Objective: To probe the function and structure of human selenoprotein P (SELP).
Methods: Several bioinformatic server are used to analyze exons, hydrophobic nature, transmembrane helices and the bonding state of cysteines respectively, as well as the secondary structure and relative solvent accessibility. The homology analysis and searching for motifs or domains in SELP are also carried out.

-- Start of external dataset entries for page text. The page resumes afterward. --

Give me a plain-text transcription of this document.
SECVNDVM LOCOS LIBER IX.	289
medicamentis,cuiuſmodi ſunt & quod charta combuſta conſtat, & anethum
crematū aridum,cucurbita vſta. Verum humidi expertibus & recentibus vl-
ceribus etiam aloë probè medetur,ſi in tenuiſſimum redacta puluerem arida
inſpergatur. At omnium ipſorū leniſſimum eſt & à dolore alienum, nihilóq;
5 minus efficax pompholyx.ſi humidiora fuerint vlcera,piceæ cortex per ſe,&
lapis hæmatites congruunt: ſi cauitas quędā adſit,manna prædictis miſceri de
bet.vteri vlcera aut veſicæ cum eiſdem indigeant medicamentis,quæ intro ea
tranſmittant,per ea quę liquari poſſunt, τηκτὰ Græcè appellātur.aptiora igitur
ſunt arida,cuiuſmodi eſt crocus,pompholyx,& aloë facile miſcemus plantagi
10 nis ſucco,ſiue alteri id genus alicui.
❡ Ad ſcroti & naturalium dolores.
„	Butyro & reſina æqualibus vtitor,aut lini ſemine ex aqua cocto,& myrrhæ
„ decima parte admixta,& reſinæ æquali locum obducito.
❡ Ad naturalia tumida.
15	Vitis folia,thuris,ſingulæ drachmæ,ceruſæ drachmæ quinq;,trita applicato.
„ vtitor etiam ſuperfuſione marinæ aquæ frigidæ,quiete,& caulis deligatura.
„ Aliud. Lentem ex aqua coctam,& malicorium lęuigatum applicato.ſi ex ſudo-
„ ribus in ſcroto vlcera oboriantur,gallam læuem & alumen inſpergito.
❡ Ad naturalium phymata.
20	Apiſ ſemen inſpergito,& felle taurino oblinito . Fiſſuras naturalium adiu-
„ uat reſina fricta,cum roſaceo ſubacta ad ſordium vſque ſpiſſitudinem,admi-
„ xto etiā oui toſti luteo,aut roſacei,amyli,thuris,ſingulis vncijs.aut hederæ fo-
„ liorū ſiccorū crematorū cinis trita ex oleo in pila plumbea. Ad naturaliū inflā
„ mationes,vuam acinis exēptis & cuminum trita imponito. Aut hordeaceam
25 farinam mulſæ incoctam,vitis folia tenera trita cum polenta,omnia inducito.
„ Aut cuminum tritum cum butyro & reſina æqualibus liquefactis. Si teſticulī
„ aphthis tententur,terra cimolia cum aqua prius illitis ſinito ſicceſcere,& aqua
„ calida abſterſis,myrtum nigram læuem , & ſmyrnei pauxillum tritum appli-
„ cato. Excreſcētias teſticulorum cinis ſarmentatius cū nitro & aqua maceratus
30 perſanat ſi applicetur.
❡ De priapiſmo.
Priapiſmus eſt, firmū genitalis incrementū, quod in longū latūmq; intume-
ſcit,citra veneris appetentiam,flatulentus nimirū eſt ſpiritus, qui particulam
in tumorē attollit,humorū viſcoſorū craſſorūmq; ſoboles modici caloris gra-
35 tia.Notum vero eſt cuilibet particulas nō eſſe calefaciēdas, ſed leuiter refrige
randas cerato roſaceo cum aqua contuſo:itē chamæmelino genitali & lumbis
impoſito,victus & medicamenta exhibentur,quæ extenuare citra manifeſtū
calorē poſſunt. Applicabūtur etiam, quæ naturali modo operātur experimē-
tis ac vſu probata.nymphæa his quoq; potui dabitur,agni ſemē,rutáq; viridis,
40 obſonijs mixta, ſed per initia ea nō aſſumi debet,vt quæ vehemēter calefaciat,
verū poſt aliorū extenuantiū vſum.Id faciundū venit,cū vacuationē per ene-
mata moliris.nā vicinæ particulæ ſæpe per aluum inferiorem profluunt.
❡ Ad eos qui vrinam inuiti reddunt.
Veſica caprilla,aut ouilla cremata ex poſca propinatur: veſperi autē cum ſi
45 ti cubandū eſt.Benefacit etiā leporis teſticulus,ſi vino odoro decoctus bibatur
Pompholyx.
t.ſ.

Results: Two transmembrane helices are found, as is consistent with the hydrophobic nature of SELP. Matured SELP consists of four modules: M1 (Glu20-Ser67/Lys68), M2 (Ser67/Lys68-Asp138/Arg139), M3(Asp138/Arg139-Thr178), M4 (Thr179-Asn381). A coiled coil exists in the second module whose regular secondary structure is higher than that of other three. The percentage of loop structure is higher in the first, third and fourth modules, so they may be three reactive center. The fourth module is the most active one which has a histidine-rich region (His204-His257) on the surface of SELP. Because most of the residues are the E type of solvent accessibility, SELP appears not to be globular. SELP consists of two kinds of domain, so it more probably has more than one function. HUNB_SCAAL, ZP12_BRARE, BR11_BRARE, BRN1_HUMAN which play roles in the development of brain are found have sequence similarity with SELP and the similarity may be the specificity to brain. Other two similar proteins are KNOB_PLAFG and HPN_ HELPY which anchor host thrombospondin or a parasite analog in a binding complex with the endothelial cell receptor and strongly binds nickel and zinc respectively.
Conclusion: The results showed suggest that SELP may have metal binding and endothelial cell membrane anchoring activity which are backed up not only by homology analysis but also the prediction of structure. Moreover, the results also suggest the specificity of SELP to brain.